Quando gustiamo il cibo, tendiamo naturalmente a definirne il sapore, ed è proprio in rapporto ad esso che giudichiamo un piatto riuscito e “buono” oppure non gradevole, se rispetta cioè il dettato della ricetta ed è capace di incontrare le aspettative di chi lo trova “di suo gusto”.

Pare ovvio a tutti che i sapori fondamentali siano quattro: dolce, amaro, salato, acido. Lo confermano i recettori situati in precise zone della nostra lingua, rispettivamente anteriore, posteriore, laterali. Eppure ciò che pare un modo di percepire “naturale” risente non poco di interpretazioni culturali: nella Grecia antica se ne distinguevano otto (parola di Aristotele!); a metà del Settecento sono saliti a dieci (classificati da Linneo, che di classificazioni se ne intendeva…); cent’anni dopo si arriva – grazie alla scienza e alle sue ricerche in ogni campo – alle attuali quattro categorie, frutto della distinzione fra le impressioni sensoriali prodotte dal gusto, dall’olfatto, dal tatto, cui si aggiunge l’individuazione di cellule ricettive altamente specializzate (calici, bottoni e papille gustative) situate nel cavo orale sulla lingua, sul palato, nella faringe e nella laringe.

Immagine succhi frutta

Succhi di frutta acida

Tutti d’accordo? Non pare, visto che i quattro sono diventati cinque: c’è stata l’ufficializzazione piuttosto recente dell’umami (è il sapore del glutammato) promossa dal chimico giapponese Kikunae Ikeda che ne ha scoperto i recettori specifici.
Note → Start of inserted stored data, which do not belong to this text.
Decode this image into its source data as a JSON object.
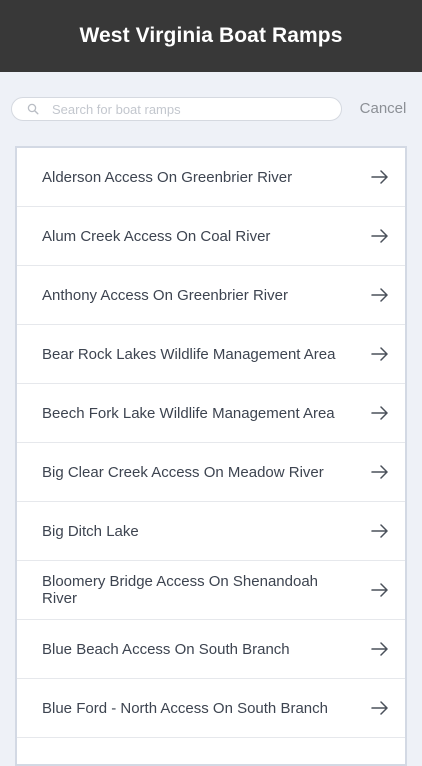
{
  "header": {
    "title": "West Virginia Boat Ramps"
  },
  "search": {
    "placeholder": "Search for boat ramps",
    "value": "",
    "cancel_label": "Cancel"
  },
  "icons": {
    "search": "search-icon",
    "row_arrow": "arrow-right-icon"
  },
  "colors": {
    "header_bg": "#383838",
    "page_bg": "#eef1f7",
    "text": "#3d4450"
  },
  "ramps": [
    "Alderson Access On Greenbrier River",
    "Alum Creek Access On Coal River",
    "Anthony Access On Greenbrier River",
    "Bear Rock Lakes Wildlife Management Area",
    "Beech Fork Lake Wildlife Management Area",
    "Big Clear Creek Access On Meadow River",
    "Big Ditch Lake",
    "Bloomery Bridge Access On Shenandoah River",
    "Blue Beach Access On South Branch",
    "Blue Ford - North Access On South Branch",
    ""
  ]
}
Non basta. Le distinzioni “fantasiose” di un tempo tendono a essere rivalutate: tornano così alla ribalta – fra altri – il sapore “freddo” prodotto ad esempio dal mentolo, il caldo “nella pancia” generato dal piccante di certe spezie, il formicolio pungente ed elettrico prodotto dal pepe del Sichuan e conosciuto come tingling.

Un sapore in declino

L’acido (sinonimi sono aspro, agro, acre; ma anche acidulo o acerbo o astringente secondo quantità e concentrazione) descrive bene la varietà di gusti e il loro diverso apprezzamento sia nelle tradizioni culinarie di paesi diversi, sia nel corso del tempo fra usi antichi e moderni.
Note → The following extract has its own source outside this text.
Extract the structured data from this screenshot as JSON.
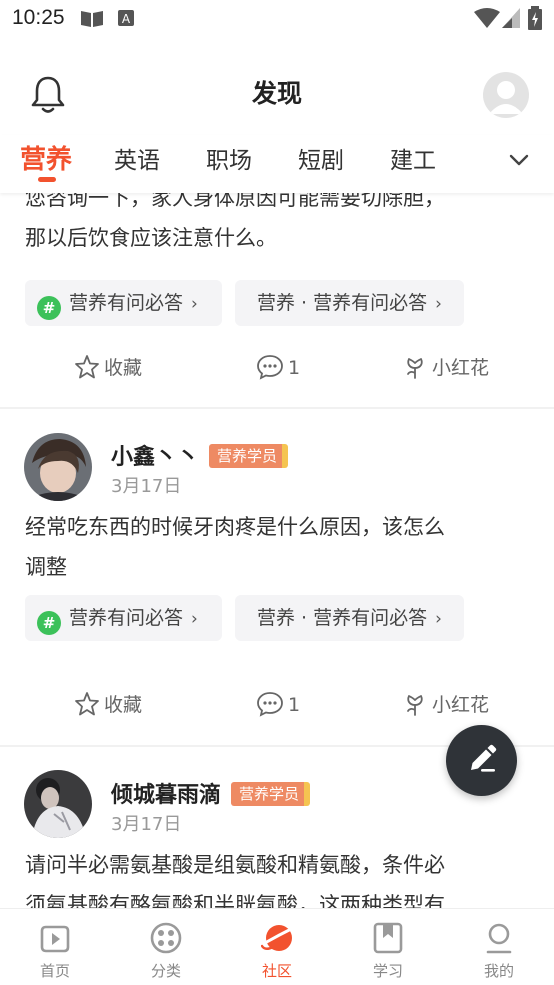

Nella Roma antica l’aceto era il condimento principe, se non l’unico, di ogni preparazione, tanto da dare il nome a tutte le insalate che quasi vi navigavano dentro, chiamate appunto acetarie. Anche nel Medioevo mantiene questo primato: d’altronde l’olio e il burro entreranno nelle salse solamente a partire dal Seicento. Dunque, oltre all’aceto, altre sostanze acide come agrumi, vino, il succo di uva acerba chiamato agresto. Con strane (per noi occidentali oggi, ma non per cinesi e indiani) aggiunte e mescolanze di dolce e di piccante, secondo la convinzione del tempo che i sapori andassero accostati anche con forte contrasto, per trovare da sé quell’equilibrio che li faceva gradevoli e salutari.   

Oggi l’acido pare non più “di moda”. Ne è prova l’accezione negativa che ha assunto nel nostro linguaggio figurato e nei modi di dire: cioè sgradevole, scostante, arcigno, astioso, incapace di dolcezza. Inoltre, i moderni frigoriferi e congelatori hanno soppiantato l’utilizzo dell’acidità necessaria alla conservazione del cibo praticata “sott’aceto” e con la fermentazione.

Certo, restano la marinatura, la salamoia, il carpione, la panna acida, gli aceti balsamici, gli yogurt a variare le salse d’invenzione, ispirate dalle più diverse tradizioni culinarie, che accompagnano i nostri cibi. Ultimi, ma non certamente ultimi i sott’aceti: cetrioli, carciofini, funghi, olive dal gusto sfizioso. Sono variazioni alternative al gusto senza dubbio oggi dominante, il dolce. Dolce, e se non basta edulcorato. Per far la vita meno amara.

La percezione e il pH

L’acido è “sentito” a livello delle zone percettive collocate in fondo e a lato della lingua. Ma il meccanismo è diverso rispetto al salato – dove decide la quota dell’ingrediente sale – e in parte rispetto alla quantità e al tipo di zucchero. Quel che determina l’acidità è un valore di pH inferiore a 7, mentre la sua percezione può essere attenuata o mascherata con mescolanza di carboidrati semplici come glucosio, fruttosio, saccarosio.

Immagine caffè

Chicchi di caffè

Il pH misura il livello di acidità e basicità di gas e liquidi. Va da zero a 14. Il liquido salivale umano (da 6.5 a 7.5) è il valore medio, neutro, di riferimento; si “scende” a 5.5 per il tè, a 5 per il caffè, a 3.7 per il succo d’arancia, a 2.9 per l’aceto, a valori fra 1 e 2 per il succo gastrico; il valore zero (acido cloridrico) indica la massima acidità; sul lato opposto della scala il sangue ha valore 7.35-7.45, l’acqua di mare è intorno a 8, il bicarbonato di sodio a 8.3, l’ammoniaca a 11.5; la massima basicità è dell’idrossido di sodio, valore 14.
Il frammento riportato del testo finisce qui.